True-- it doesn't have to be over until it's entirely over... and even then.

As my previous thread showed, I didn't entirely "get" the DB process, because I wasn't yet ready to take the most drastic steps necessary to respond to an utterly-addicted WW. Now that I am ready to pull the trigger, as it were, I realize that I would've understood more clearly if I had likened DB to what in high school we called the "Relationship Vortex." Couples would get together, and then break up... but after the breakup, the longer they continued to be in contact with each other, the more likely it was they would get sucked right back in to a new R. DB is essentially the same principle; once you step away from all the awful stuff, eliminate your dependencies, and become happy again, then you and the R become viable choices again. But the original R has to END first. That, for me, is/was the missing piece. I wasn't ready (or willing) to actually, truly, finally let go.

And now I am.

The thing is, I don't believe I will want her back. Throughout our marriage, I knew that she had her issues, and I knew also that if our R ever went south that those issues would be viciously turned on me-- and they were (boy were they ever). But I thought of myself as kind of a hero who would help her through these problems, and be a rock of stability whom she could depend on. And, until the A, I essentially was, and she very much appreciated it. In fact, she honestly believed that I would be completely unaffected by her A-- both because (due to her low self-esteem) she thought I didn't really love her so deeply as to care so much and, more importantly, because she had never seen me be strongly affected by... well, by anything. She thought I was so in control of my emotions that I was impervious to damage or crisis. But I wasn't, and she saw me fall apart, and she has herself returned to many of the habits and problems that she's had all along.

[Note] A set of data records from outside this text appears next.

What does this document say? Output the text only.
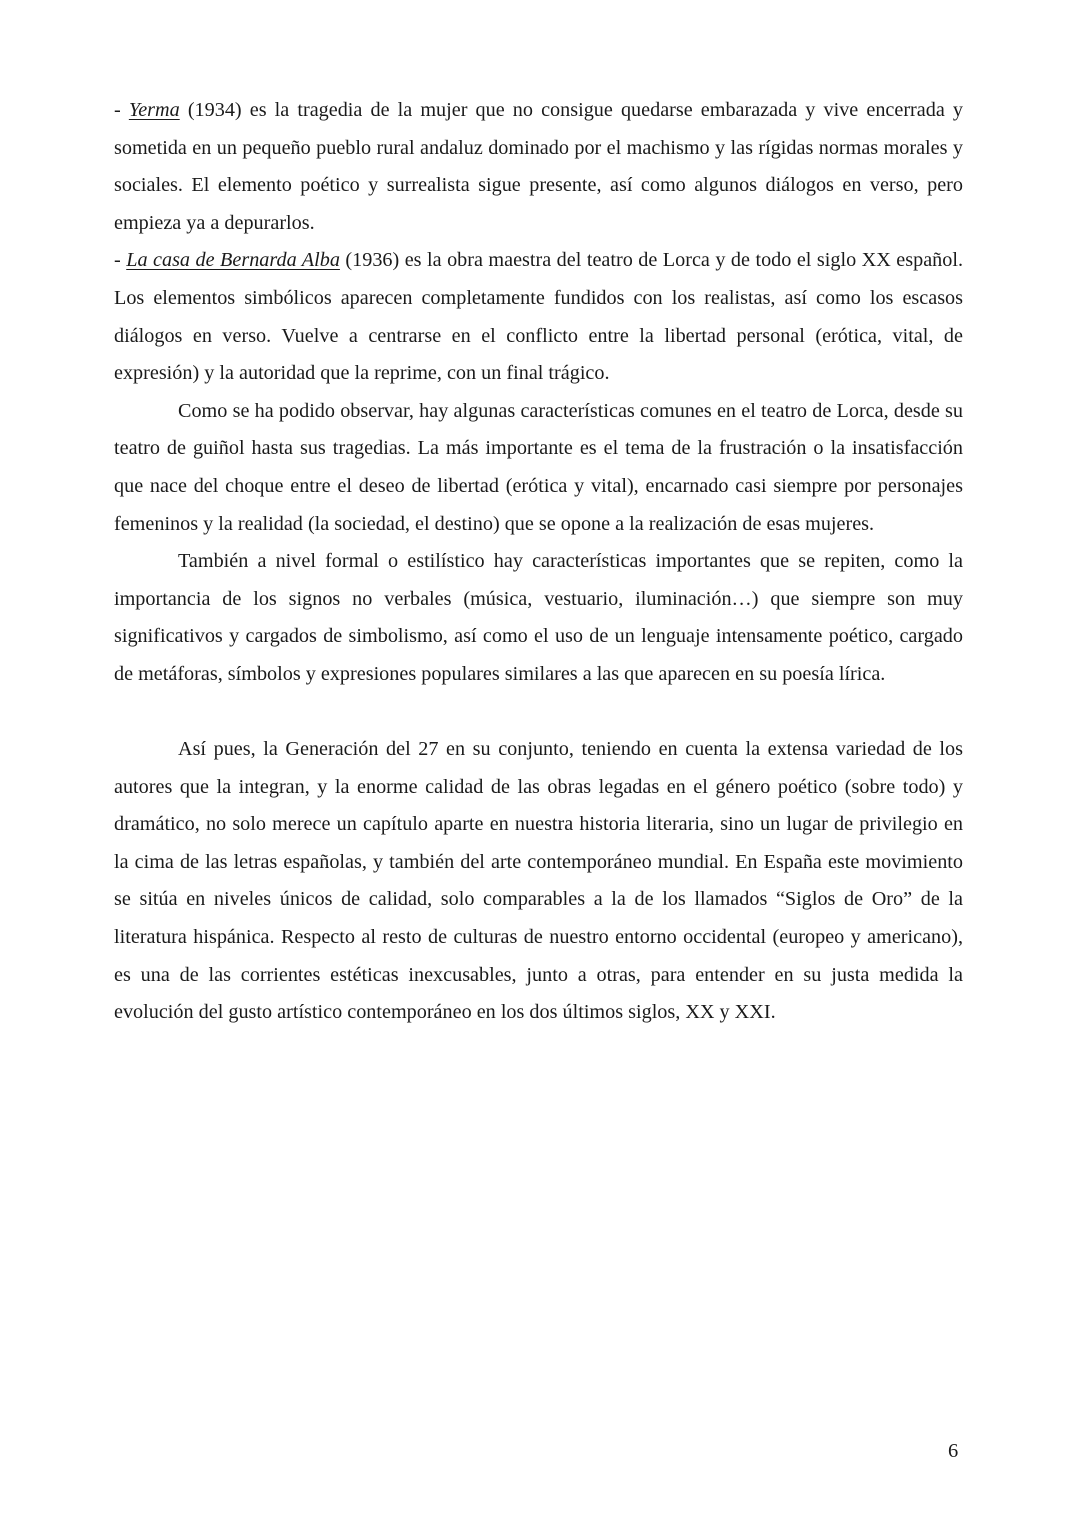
- Yerma (1934) es la tragedia de la mujer que no consigue quedarse embarazada y vive encerrada y sometida en un pequeño pueblo rural andaluz dominado por el machismo y las rígidas normas morales y sociales. El elemento poético y surrealista sigue presente, así como algunos diálogos en verso, pero empieza ya a depurarlos.

- La casa de Bernarda Alba (1936) es la obra maestra del teatro de Lorca y de todo el siglo XX español. Los elementos simbólicos aparecen completamente fundidos con los realistas, así como los escasos diálogos en verso. Vuelve a centrarse en el conflicto entre la libertad personal (erótica, vital, de expresión) y la autoridad que la reprime, con un final trágico.

Como se ha podido observar, hay algunas características comunes en el teatro de Lorca, desde su teatro de guiñol hasta sus tragedias. La más importante es el tema de la frustración o la insatisfacción que nace del choque entre el deseo de libertad (erótica y vital), encarnado casi siempre por personajes femeninos y la realidad (la sociedad, el destino) que se opone a la realización de esas mujeres.

También a nivel formal o estilístico hay características importantes que se repiten, como la importancia de los signos no verbales (música, vestuario, iluminación…) que siempre son muy significativos y cargados de simbolismo, así como el uso de un lenguaje intensamente poético, cargado de metáforas, símbolos y expresiones populares similares a las que aparecen en su poesía lírica.

Así pues, la Generación del 27 en su conjunto, teniendo en cuenta la extensa variedad de los autores que la integran, y la enorme calidad de las obras legadas en el género poético (sobre todo) y dramático, no solo merece un capítulo aparte en nuestra historia literaria, sino un lugar de privilegio en la cima de las letras españolas, y también del arte contemporáneo mundial. En España este movimiento se sitúa en niveles únicos de calidad, solo comparables a la de los llamados “Siglos de Oro” de la literatura hispánica. Respecto al resto de culturas de nuestro entorno occidental (europeo y americano), es una de las corrientes estéticas inexcusables, junto a otras, para entender en su justa medida la evolución del gusto artístico contemporáneo en los dos últimos siglos, XX y XXI.

6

Which is why I'm willing, now, to let it go. Not because I'm glad to get away from these problems of hers, but because those problems will now be compounded with the permanent "scarring" of the affair addiction on her psyche and in her heart. I can't say that I wouldn't be willing to do the work to keep it together, but the majority of the work would be on her-- and without her showing either a twinge of remorse or a hint of the slightest interest in introspection and learning, it seems beyond unlikely that she would, of her own volition, make the attempt. And I can't (and won't) persuade her to try.

So I'm going to get the D filed, and make it happen. While going through the process, I'm simply going to smile and say "this is what happened, and this is where we are, so let's just get it done and over with."